Lil Durk, meanwhile, had an undeniable moment with “All My Life” f/J. Cole (Alamo), and Metro Boomin’s “Creepin” f/The Weeknd and 21 Savage (Republic/Boominati) was a captivating remake of Mario Winans’ 2004 smash “I Don’t Wanna Know” (not to mention another reminder of just how well R&B and rap play together).

Drake and 21 Savage’s “Rich Flex” collab (OVO/Republic) found the 6 God back in rap mode following last year’s foray into house music. Savage’s participation clearly challenged Drake to up his pen game.

Open Shift/gamma. (not a label) had a promising start with newcomer Sexyy Red, whose “Pound Town 2” f/Nicki Minaj put her on the map. Her second single, “Skeeyee," is another viral hit. Could this be her year for Best Rap Song?

Or will it go to Interscope/CMG’s GloRilla, whose “Tomorrow 2” f/Cardi B further legitimized the Memphis rapper’s presence among the elite?
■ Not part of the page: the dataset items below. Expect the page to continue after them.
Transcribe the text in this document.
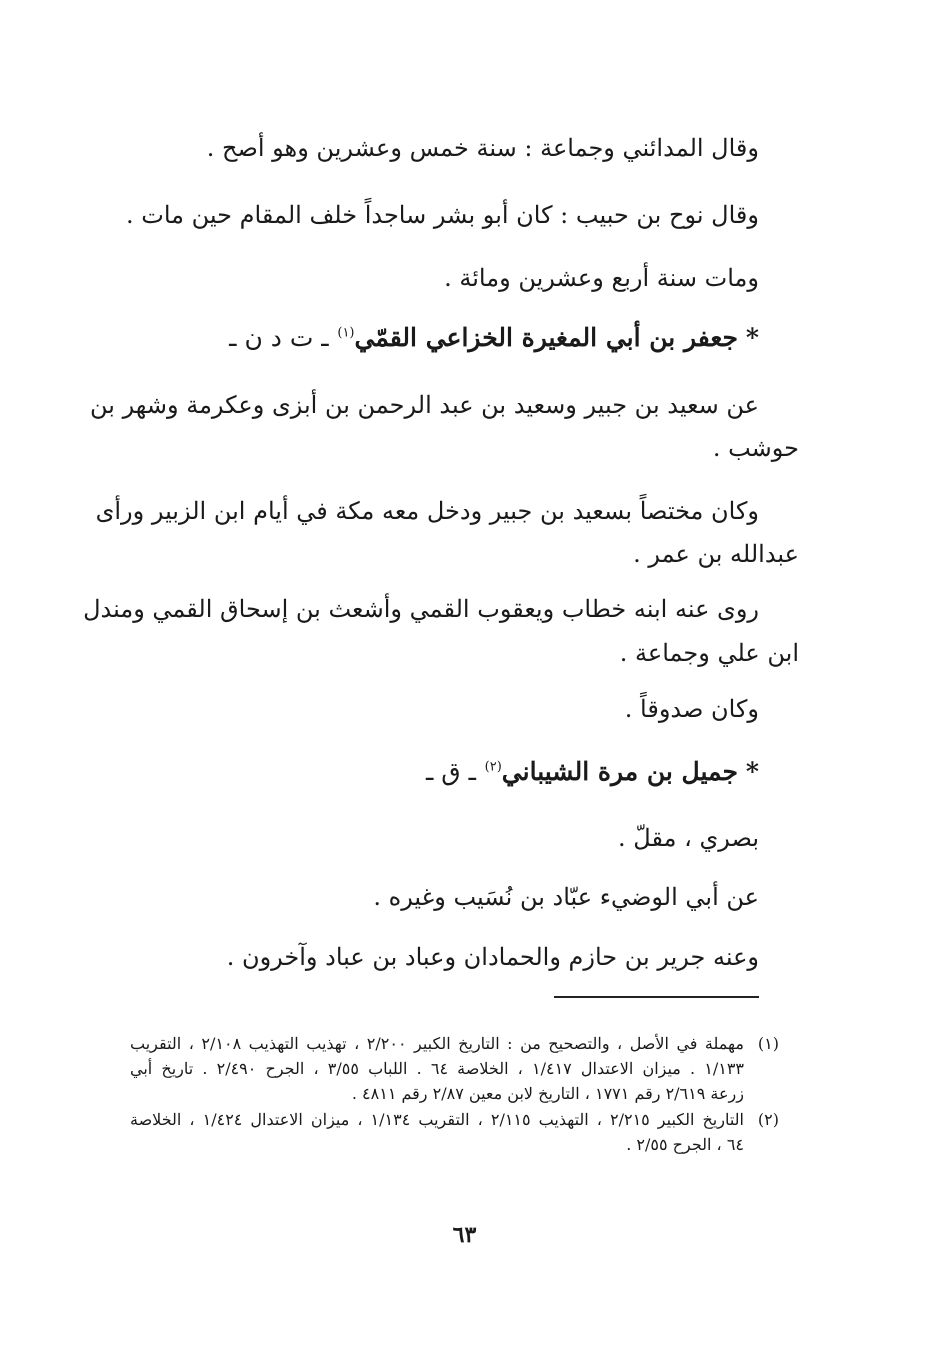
وقال المدائني وجماعة : سنة خمس وعشرين وهو أصح .
وقال نوح بن حبيب : كان أبو بشر ساجداً خلف المقام حين مات .
ومات سنة أربع وعشرين ومائة .
*جعفر بن أبي المغيرة الخزاعي القمّي$^{(١)}$ ـ ت د ن ـ
عن سعيد بن جبير وسعيد بن عبد الرحمن بن أبزى وعكرمة وشهر بن
حوشب .
وكان مختصاً بسعيد بن جبير ودخل معه مكة في أيام ابن الزبير ورأى
عبدالله بن عمر .
روى عنه ابنه خطاب ويعقوب القمي وأشعث بن إسحاق القمي ومندل
ابن علي وجماعة .
وكان صدوقاً .
*جميل بن مرة الشيباني$^{(٢)}$ ـ ق ـ
بصري ، مقلّ .
عن أبي الوضيء عبّاد بن نُسَيب وغيره .
وعنه جرير بن حازم والحمادان وعباد بن عباد وآخرون .
(١)
مهملة في الأصل ، والتصحيح من : التاريخ الكبير ٢/٢٠٠ ، تهذيب التهذيب ٢/١٠٨ ، التقريب
١/١٣٣ . ميزان الاعتدال ١/٤١٧ ، الخلاصة ٦٤ . اللباب ٣/٥٥ ، الجرح ٢/٤٩٠ . تاريخ أبي
زرعة ٢/٦١٩ رقم ١٧٧١ ، التاريخ لابن معين ٢/٨٧ رقم ٤٨١١ .
(٢)
التاريخ الكبير ٢/٢١٥ ، التهذيب ٢/١١٥ ، التقريب ١/١٣٤ ، ميزان الاعتدال ١/٤٢٤ ، الخلاصة
٦٤ ، الجرح ٢/٥٥ .
٦٣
Quavo & Takeoffs Nothing Changed” (QC/Motown/Capitol) will more than likely be included in the category as well, especially in light of Takeoff’s murder last November.

Finally, DJ Khaled’s “Supposed To Be Loved” f/Lil Baby, Future and Lil Uzi Vert (We the Best/Def Jam) effortlessly brought the trap to Michael Jackson’s "P.Y.T. (Pretty Young Thing),” providing yet another summer anthem courtesy of the Miami hitmaker.

Of course, any one of these tracks could be tossed into the Best Melodic Rap Performance and/or Best Rap Performance categories, too.

Though rap had a slow start this year, it's at least been steady. We’ll see what happens with Drake and Minaj but until then, who will the Grammys deem worthy? The anticipation is killing us.